Cluster 16

2.1K 147 0
                                    

Bismillahirrahmanirrahim,,


***

"Ning Rum, mau saya bantu?" tawarku saat melihatnya kesulitan melepas jarum pentul yang menghias di hijabnya. Ning Rum menoleh sekilas.

"Tidak perlu." semburnya dingin. Kemudian kembali fokus lagi.

"Baiklah." sahutku menanggapi ucapannya. Jika mengingat cerita-cerita konyol Ning Rum semasa kecil, membuatku tersenyum tipis. Ternyata, dibalik langkah kecilnya yang cekatan, suaranya yang menggelegar, tingkahnya yang biyayakan, Ning Rum pernah melalui fase diambang hidup dan mati. Betapa ajaibnya dia bertahan hingga kini.

Aku membuka koper yang kubawa dari Kediri. Kemudian mengeluarkan handuk dan satu stel baju ganti. Tanpa sengaja, kulirik deretan buku Jalaluddin Rumi yang tertata rapi di Rak Buku Ning Rum. Paket lengkap. Mulai dari Fihi Ma Fihi, Semesta Matsnawi, Samudra Rubaiyyat, Diwan Syams At-Tirmidzi, Lorong sunyi, Majmu'ah min ar-Rasail, dll. Bisa kutarik kesimpulan bahwa Ning Rum merupakan pecinta syair-syair indah Rumi. Baiklah, akhirnya telah kutemukan satu persamaan diantara kami.

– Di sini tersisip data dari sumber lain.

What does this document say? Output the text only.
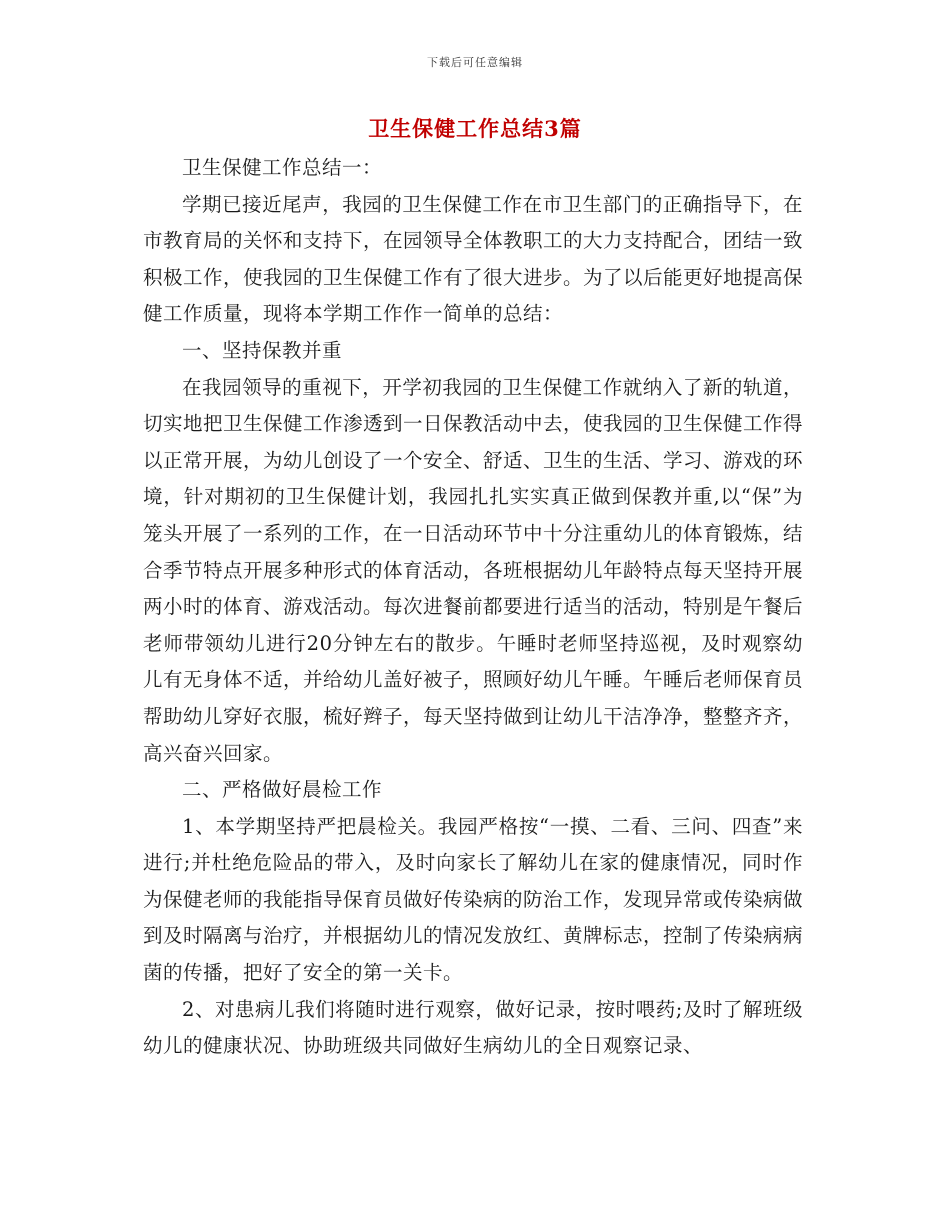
下载后可任意编辑
卫生保健工作总结3篇

卫生保健工作总结一：

学期已接近尾声，我园的卫生保健工作在市卫生部门的正确指导下，在市教育局的关怀和支持下，在园领导全体教职工的大力支持配合，团结一致积极工作，使我园的卫生保健工作有了很大进步。为了以后能更好地提高保健工作质量，现将本学期工作作一简单的总结：

一、坚持保教并重

在我园领导的重视下，开学初我园的卫生保健工作就纳入了新的轨道，切实地把卫生保健工作渗透到一日保教活动中去，使我园的卫生保健工作得以正常开展，为幼儿创设了一个安全、舒适、卫生的生活、学习、游戏的环境，针对期初的卫生保健计划，我园扎扎实实真正做到保教并重,以“保”为笼头开展了一系列的工作，在一日活动环节中十分注重幼儿的体育锻炼，结合季节特点开展多种形式的体育活动，各班根据幼儿年龄特点每天坚持开展两小时的体育、游戏活动。每次进餐前都要进行适当的活动，特别是午餐后老师带领幼儿进行20分钟左右的散步。午睡时老师坚持巡视，及时观察幼儿有无身体不适，并给幼儿盖好被子，照顾好幼儿午睡。午睡后老师保育员帮助幼儿穿好衣服，梳好辫子，每天坚持做到让幼儿干洁净净，整整齐齐，高兴奋兴回家。

二、严格做好晨检工作

1、本学期坚持严把晨检关。我园严格按“一摸、二看、三问、四查”来进行;并杜绝危险品的带入，及时向家长了解幼儿在家的健康情况，同时作为保健老师的我能指导保育员做好传染病的防治工作，发现异常或传染病做到及时隔离与治疗，并根据幼儿的情况发放红、黄牌标志，控制了传染病病菌的传播，把好了安全的第一关卡。

2、对患病儿我们将随时进行观察，做好记录，按时喂药;及时了解班级幼儿的健康状况、协助班级共同做好生病幼儿的全日观察记录、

"Ning Rum, dalam cahayamu, aku belajar mencintai. Dalam keindahanmu, aku mencipta puisi. Kau menari dalam dadaku, tempat tak seorangpun tahu. Namun, kadang aku melihatmu dan pemandangan itu menjelma sajak bagiku." bisikku dalam hati. Suatu hari nanti, saat kita telah saling mencintai, saat jiwa kita telah melebur, dan saat ektase kerinduan telah membara diantara kita. Ingin ku melempar syair mahabbah Jalaluddin Rumi kepadanya, dan ia akan membalas dengan syair serupa.

"Ning Rum suka syair-syair Maulana Jalaluddin Rumi?" tanyaku memecah kesunyian. Jawabannya tentu saja iya, tak perlu dipertanyakan lagi.

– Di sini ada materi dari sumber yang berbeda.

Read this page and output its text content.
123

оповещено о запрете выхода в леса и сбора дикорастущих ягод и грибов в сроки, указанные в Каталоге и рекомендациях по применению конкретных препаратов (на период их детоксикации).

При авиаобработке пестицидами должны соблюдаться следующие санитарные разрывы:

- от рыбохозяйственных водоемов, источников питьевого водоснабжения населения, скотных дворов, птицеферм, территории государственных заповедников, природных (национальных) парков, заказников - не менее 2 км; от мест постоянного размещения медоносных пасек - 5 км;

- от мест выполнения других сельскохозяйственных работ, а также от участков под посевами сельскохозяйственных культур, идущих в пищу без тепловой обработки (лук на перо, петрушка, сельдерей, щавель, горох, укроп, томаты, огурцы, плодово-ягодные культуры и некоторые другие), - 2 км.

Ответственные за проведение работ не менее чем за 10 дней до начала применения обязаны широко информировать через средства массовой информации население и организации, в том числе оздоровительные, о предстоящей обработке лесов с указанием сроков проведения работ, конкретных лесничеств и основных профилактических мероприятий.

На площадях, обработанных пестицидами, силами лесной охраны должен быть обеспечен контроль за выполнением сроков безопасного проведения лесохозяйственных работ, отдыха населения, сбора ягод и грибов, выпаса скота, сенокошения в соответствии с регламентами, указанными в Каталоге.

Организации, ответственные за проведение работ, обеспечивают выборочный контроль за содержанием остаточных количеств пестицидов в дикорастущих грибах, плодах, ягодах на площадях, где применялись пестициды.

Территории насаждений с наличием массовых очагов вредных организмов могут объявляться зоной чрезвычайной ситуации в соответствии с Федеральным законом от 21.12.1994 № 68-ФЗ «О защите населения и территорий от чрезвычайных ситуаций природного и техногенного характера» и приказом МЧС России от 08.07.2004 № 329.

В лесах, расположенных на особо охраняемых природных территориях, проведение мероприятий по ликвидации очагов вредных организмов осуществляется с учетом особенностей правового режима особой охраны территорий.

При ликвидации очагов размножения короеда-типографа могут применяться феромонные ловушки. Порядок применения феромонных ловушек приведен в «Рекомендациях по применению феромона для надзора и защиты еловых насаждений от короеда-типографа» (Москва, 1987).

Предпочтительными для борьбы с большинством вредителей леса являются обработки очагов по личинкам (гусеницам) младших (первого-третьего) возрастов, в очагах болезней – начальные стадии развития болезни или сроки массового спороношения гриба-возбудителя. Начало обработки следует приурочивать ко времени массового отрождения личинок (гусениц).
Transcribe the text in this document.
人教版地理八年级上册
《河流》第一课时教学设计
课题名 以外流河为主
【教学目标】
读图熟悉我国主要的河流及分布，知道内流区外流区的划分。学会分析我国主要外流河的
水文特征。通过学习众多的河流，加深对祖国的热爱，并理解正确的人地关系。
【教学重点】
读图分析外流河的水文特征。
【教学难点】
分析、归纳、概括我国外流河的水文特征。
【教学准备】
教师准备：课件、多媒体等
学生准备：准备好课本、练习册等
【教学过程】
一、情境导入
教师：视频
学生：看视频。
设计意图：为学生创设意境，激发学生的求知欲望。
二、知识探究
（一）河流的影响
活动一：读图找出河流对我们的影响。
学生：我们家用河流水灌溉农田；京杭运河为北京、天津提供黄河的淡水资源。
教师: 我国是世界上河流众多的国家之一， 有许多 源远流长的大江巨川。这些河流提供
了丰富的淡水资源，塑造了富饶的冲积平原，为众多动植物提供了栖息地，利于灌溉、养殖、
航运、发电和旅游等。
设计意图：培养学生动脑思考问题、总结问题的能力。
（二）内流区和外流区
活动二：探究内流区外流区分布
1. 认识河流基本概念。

Ning Rum menoleh sekilas, "Kenapa?"

"Tidak apa-apa, saya hanya bertanya saja. Oh iya Ning, bolehkan jika saya mandi terlebih dahulu?"

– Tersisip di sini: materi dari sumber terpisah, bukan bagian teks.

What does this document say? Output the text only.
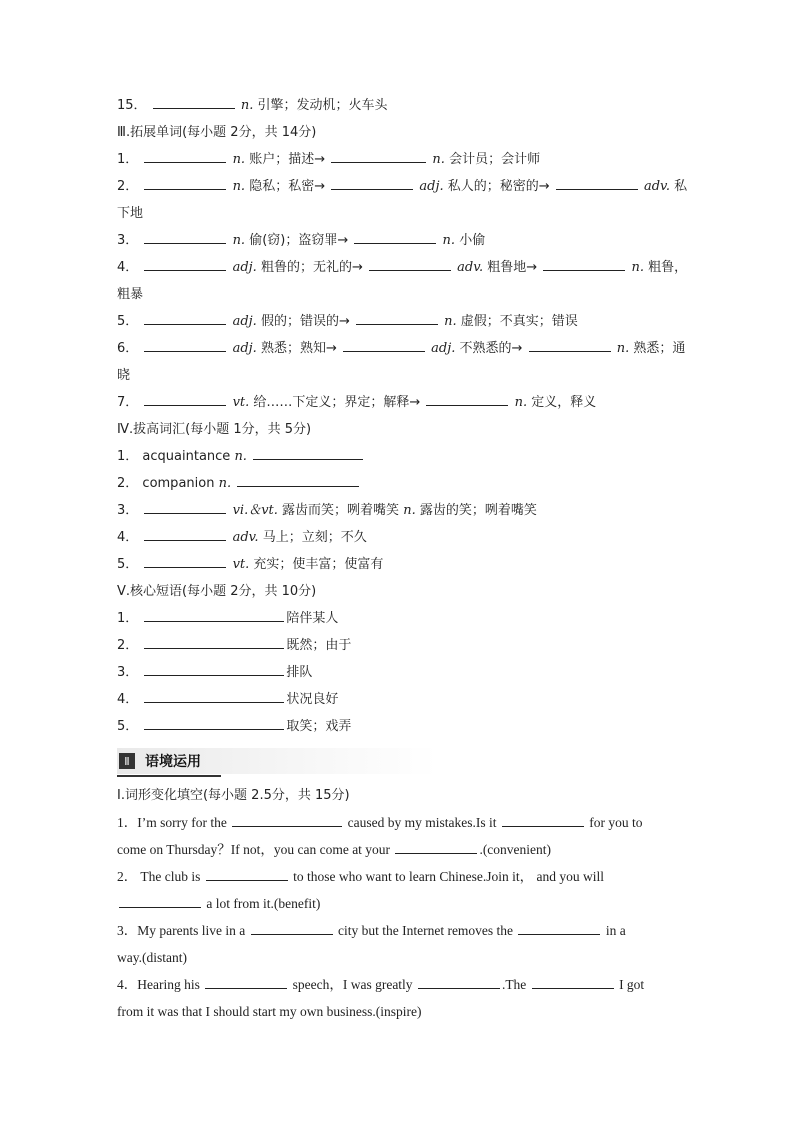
15．	n. 引擎；发动机；火车头
Ⅲ.拓展单词(每小题 2分，共 14分)
1．	n. 账户；描述→	n. 会计员；会计师
2．	n. 隐私；私密→	adj. 私人的；秘密的→	adv. 私
下地
3．	n. 偷(窃)；盗窃罪→	n. 小偷
4．	adj. 粗鲁的；无礼的→	adv. 粗鲁地→	n. 粗鲁，
粗暴
5．	adj. 假的；错误的→	n. 虚假；不真实；错误
6．	adj. 熟悉；熟知→	adj. 不熟悉的→	n. 熟悉；通
晓
7．	vt. 给……下定义；界定；解释→	n. 定义，释义
Ⅳ.拔高词汇(每小题 1分，共 5分)
1． acquaintance n.
2． companion n.
3．	vi.＆vt. 露齿而笑；咧着嘴笑 n. 露齿的笑；咧着嘴笑
4．	adv. 马上；立刻；不久
5．	vt. 充实；使丰富；使富有
Ⅴ.核心短语(每小题 2分，共 10分)
1．	陪伴某人
2．	既然；由于
3．	排队
4．	状况良好
5．	取笑；戏弄
Ⅱ	语境运用
Ⅰ.词形变化填空(每小题 2.5分，共 15分)
1．I’m sorry for the	caused by my mistakes.Is it	for you to
come on Thursday？If not，you can come at your	.(convenient)
2． The club is	to those who want to learn Chinese.Join it， and you will
a lot from it.(benefit)
3．My parents live in a	city but the Internet removes the	in a
way.(distant)
4．Hearing his	speech，I was greatly	.The	I got
from it was that I should start my own business.(inspire)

Ning Rum menoleh lagi. "Ya udah silahkan."

"Baiklah. Terimakasih."

Aku beranjak ke kamar mandi. Di dalam sana, aku tertawa geli melihat dinding kamar mandi Ning Rum yang dipenuhi dengan beraneka ragam bentuk dan ekpresi dari karakter kartun sinchan yang memang memiliki komuk lucu dan menggemaskan. Tertawa, menangis, cemberut, tersenyum, manja, marah, kesal, dan ceria. Jika dikait-kaitkan, kepribadian Ning Rum dan Sinchan memang tidak jauh beda. Sama-sama random dan absurd.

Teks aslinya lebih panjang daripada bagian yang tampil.